After the U.S. Navy’s decisive victory in the Battle of Midway in June of 1942, the Japanese Navy was significantly diminished, Jones said. “There was no longer that threat [to the West Coast] and no longer that military necessity argument,” Jones said.

But anti-Japanese attitudes meant that opposing incarceration was politically fraught. Colorado Gov. Ralph Carr (R), who had opposed incarceration and welcomed the Japanese to his state, lost a U.S. Senate race in 1942, ending his career as a politician.

The decision to begin undoing the order was made on Nov. 10, 1944, at the first meeting of Roosevelt’s Cabinet after his reelection. Having received advance word of the Supreme Court decisions, the Roosevelt administration announced the end of mass exclusion on Dec. 17, 1944. The camps, except for Tule Lake, would close by the end of 1945.

Leaving the camps

The WRA had been relocating people from the camps since July 1942. Communities of Japanese Americans grew in Colorado, Chicago and New Jersey. Departures grew significantly after exclusion was lifted Jan. 3, 1945, peaking in September after the end of the war.

Silence

The Murakamis, like many other formerly incarcerated Japanese American families, did not talk about their time in the camps. “My father never said one word about what happened to us,” Murakami said. “He really believed in the United States, and I think he became a disillusioned man because of what the government did to us.” This did not mean their pain was absent. Murakami recalled the time his mother broke down in tears during a trip when she returned to Tule Lake.
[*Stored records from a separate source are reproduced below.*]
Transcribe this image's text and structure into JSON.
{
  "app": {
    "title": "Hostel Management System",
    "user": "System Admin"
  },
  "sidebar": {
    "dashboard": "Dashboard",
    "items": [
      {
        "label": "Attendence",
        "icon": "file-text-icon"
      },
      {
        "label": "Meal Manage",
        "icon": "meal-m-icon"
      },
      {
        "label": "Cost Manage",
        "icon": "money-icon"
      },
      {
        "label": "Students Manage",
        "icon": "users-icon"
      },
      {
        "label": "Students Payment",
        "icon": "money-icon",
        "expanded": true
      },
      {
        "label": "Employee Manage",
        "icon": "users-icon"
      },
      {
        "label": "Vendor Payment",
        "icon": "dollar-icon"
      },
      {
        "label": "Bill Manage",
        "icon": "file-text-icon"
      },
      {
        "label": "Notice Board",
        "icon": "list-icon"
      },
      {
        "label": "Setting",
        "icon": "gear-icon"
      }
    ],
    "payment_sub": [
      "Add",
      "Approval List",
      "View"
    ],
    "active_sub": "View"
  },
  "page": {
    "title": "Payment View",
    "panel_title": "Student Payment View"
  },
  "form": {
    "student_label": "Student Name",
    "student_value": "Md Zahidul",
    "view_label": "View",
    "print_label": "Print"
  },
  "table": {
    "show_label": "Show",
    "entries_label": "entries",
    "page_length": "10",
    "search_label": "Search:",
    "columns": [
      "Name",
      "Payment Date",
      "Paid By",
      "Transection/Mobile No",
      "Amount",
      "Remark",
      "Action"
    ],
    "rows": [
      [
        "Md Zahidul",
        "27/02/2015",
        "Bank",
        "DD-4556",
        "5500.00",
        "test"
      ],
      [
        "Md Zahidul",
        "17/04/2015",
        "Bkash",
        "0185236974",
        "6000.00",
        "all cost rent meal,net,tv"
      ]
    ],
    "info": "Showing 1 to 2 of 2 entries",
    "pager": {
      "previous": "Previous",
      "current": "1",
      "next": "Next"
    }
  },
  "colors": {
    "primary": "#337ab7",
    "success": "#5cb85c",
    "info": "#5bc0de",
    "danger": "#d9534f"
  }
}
Truth, reconciliation and reparations

Given just days to get their affairs in order before forced removal, many Japanese people lost significant property. According to Jones, some families lost the land they owned because they were unable to pay taxes with limited camp income and frozen bank accounts. The 1948 Japanese American Evacuation Claims Act provided the opportunity for Japanese Americans to claim losses. It took the Justice Department until 1965 to review all of the 23,689 claims filed, paying out only $38 million of the $131 million total losses claimed, according to the Truman Library.

Richard Murakami recalled that his father lost about $100,000 but only received $5,000 from the government. Burdened by financial losses, his father chose not to return to farming and became a gardener, eventually opening a small grocery store before his retirement.

Four decades after the camps closed, President Jimmy Carter created the Commission on Wartime Relocation and Internment of Civilians to investigate the “facts and circumstances” of Executive Order 9066, the relocation process itself and to “recommend appropriate remedies.” The CWRIC’s work resulted in an official apology from President Ronald Reagan and reparations payments. From 1990 to 1993, 82,219 surviving detainees were paid $20,000 each, a total of $1.6 billion.

‘A loaded weapon’

The CWRIC’s 1984 report, titled “Personal Justice Denied,” concluded that causes of the forced removal and incarceration were “race prejudice, war hysteria and a failure of political leadership.”

Greg Marutani, education chair of the JACL, said, referring to the CWRIC’s conclusion, “I don’t think we’ll ever get away from race prejudice, and we are currently in a war on terror, so [political leadership] is critical now more than ever.”

“Watching the leadership and the politics that go on now it’s a little disconcerting to think that it’s potentially going to happen again,” Marutani added, “Disregard the Constitution, it’s just a piece of paper.”